The annual bash once had flowing booze and fierce feuds. Now it’s like a
music biz circle-jerk at a sales conference
“Ladies and gentlemen, The Four Tops!” “No darlin’, it’s Boy George!” Yep, you might assume the
British Phonographic Industry’s annual backslapping sesh bottomed out with the shambolic 1989 edition hosted by Mick Fleetwood and Samantha Fox. Who could have possibly predicted that an inexperienced model and her haunted ostrich butler couldn’t slickly helm three hours of live telly?

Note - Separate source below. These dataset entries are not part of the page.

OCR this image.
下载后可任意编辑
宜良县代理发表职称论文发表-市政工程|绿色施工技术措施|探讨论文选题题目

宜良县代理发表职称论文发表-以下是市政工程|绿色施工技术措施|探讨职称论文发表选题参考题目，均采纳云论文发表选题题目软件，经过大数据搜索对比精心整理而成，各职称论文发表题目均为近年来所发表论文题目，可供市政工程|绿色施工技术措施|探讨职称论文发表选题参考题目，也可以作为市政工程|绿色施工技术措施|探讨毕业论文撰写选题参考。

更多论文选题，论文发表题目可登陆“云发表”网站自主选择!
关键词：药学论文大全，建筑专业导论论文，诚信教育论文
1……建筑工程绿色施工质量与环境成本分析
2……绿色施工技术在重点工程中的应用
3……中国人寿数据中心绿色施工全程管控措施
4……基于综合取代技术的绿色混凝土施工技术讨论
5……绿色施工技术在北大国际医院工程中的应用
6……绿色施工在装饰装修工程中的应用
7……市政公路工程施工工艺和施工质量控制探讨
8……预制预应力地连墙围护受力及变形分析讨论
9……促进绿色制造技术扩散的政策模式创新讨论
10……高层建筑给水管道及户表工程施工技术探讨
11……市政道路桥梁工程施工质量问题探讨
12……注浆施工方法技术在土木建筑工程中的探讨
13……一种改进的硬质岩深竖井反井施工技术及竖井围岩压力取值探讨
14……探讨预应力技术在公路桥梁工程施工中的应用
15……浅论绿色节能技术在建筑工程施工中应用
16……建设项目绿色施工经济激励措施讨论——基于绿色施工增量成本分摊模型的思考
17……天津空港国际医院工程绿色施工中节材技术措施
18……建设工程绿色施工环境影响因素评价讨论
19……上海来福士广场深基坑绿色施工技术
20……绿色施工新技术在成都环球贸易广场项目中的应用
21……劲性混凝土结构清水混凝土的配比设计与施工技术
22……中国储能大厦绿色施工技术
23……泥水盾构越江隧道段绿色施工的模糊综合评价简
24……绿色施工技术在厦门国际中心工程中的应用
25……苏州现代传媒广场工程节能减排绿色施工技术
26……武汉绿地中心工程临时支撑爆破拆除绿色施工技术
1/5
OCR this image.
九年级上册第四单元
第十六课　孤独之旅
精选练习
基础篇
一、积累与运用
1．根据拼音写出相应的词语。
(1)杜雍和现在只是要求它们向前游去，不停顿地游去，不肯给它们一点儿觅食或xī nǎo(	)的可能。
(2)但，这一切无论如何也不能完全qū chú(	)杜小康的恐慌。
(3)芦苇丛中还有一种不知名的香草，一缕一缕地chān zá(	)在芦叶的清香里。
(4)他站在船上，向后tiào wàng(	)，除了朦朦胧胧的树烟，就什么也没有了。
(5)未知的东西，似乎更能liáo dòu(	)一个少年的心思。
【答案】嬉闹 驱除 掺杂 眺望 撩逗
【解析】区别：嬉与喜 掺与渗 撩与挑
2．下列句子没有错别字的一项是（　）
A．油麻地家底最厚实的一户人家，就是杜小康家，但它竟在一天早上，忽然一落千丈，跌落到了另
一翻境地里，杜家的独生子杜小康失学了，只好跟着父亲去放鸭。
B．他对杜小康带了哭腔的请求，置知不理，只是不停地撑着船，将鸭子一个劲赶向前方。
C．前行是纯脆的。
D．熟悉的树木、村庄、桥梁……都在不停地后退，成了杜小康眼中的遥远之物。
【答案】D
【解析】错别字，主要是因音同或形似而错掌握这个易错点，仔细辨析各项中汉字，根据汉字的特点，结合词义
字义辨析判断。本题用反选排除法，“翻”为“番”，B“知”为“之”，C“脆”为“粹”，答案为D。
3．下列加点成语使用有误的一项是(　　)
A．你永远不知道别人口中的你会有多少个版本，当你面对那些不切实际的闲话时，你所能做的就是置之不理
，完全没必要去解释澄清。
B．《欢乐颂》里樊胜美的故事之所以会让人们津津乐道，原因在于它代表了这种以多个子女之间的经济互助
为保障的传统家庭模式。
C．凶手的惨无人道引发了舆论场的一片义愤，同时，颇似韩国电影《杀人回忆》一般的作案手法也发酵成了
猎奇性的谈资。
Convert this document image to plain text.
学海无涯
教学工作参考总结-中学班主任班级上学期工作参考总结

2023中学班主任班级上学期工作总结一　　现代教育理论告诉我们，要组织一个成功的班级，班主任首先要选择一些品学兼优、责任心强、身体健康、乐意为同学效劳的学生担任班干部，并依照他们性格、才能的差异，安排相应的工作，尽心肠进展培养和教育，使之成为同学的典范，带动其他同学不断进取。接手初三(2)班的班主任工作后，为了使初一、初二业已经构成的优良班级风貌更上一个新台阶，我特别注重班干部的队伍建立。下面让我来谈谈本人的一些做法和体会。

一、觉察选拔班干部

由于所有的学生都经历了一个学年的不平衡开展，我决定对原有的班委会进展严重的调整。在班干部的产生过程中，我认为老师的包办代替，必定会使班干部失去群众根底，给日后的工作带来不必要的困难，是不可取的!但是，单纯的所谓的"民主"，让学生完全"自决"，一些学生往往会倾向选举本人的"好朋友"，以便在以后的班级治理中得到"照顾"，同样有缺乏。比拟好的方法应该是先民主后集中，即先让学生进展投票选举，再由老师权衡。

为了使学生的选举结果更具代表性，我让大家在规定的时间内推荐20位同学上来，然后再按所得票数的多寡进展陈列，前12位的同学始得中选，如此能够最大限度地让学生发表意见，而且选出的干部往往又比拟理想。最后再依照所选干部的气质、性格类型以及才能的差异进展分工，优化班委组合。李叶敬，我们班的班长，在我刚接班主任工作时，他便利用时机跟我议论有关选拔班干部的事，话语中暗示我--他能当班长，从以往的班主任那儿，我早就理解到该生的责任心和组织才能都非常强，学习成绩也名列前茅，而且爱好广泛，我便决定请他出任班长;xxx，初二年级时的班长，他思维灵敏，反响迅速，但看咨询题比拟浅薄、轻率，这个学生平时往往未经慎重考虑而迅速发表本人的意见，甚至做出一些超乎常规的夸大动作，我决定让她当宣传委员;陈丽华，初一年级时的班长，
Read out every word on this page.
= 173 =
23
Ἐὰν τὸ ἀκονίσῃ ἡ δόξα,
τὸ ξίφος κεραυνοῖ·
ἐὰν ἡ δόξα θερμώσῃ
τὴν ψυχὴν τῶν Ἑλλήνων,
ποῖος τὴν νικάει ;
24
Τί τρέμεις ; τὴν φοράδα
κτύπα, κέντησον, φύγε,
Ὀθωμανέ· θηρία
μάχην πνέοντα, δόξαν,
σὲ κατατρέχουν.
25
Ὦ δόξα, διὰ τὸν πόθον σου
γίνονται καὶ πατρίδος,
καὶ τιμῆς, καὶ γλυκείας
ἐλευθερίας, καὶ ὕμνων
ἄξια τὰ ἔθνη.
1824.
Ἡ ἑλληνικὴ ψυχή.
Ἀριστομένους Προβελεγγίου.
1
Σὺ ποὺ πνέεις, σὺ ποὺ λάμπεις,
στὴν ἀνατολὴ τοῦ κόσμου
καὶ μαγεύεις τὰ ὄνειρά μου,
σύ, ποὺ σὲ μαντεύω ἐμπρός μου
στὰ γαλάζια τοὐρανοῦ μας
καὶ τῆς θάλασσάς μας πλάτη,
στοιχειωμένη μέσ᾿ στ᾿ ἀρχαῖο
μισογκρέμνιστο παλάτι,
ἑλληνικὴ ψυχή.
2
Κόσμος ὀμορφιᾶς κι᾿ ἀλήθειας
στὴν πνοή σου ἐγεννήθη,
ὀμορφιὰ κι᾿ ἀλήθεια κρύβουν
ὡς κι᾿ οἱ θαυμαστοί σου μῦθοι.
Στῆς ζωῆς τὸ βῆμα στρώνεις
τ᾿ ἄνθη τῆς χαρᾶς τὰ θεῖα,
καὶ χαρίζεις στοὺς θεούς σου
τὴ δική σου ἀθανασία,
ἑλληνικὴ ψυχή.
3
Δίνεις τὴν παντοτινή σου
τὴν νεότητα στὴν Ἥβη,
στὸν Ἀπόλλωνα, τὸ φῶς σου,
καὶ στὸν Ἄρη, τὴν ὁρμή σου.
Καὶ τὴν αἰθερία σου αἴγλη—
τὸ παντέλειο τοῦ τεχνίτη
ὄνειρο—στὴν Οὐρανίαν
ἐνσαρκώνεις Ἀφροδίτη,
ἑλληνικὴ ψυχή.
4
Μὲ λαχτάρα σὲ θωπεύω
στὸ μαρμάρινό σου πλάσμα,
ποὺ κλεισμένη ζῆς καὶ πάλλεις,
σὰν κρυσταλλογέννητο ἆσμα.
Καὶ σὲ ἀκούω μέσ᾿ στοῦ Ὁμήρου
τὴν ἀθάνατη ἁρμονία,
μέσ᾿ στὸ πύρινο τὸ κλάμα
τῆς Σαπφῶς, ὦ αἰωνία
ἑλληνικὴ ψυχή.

Hold your pop horses, however, because the Brits came back like a boomerang during the pwopah nawty 90s, when booze flowed, toilet cubicles were permanently engaged and anarchy reigned. The KLF fired machine guns over the crowd and dumped a dead sheep outside the afterparty. Jarvis Cocker waggled his bony backside at Wacko Jacko. Geri Halliwell wore “that” Union Jack dress (is there an argument to say
Brexit started here? Probably not but give it a go down the pub some time). A fresh feud seemed to kick off each year: Oasis v Blur, Liam v Robbie, Chumbawamba v John Prescott, Geri (her again) v a massive inflatable birth canal. These were halcyon days, viewers. If only we knew it at the time, we might have pulled up our twisted Levi’s, peered through the Marlboro Lights fug and paid more attention.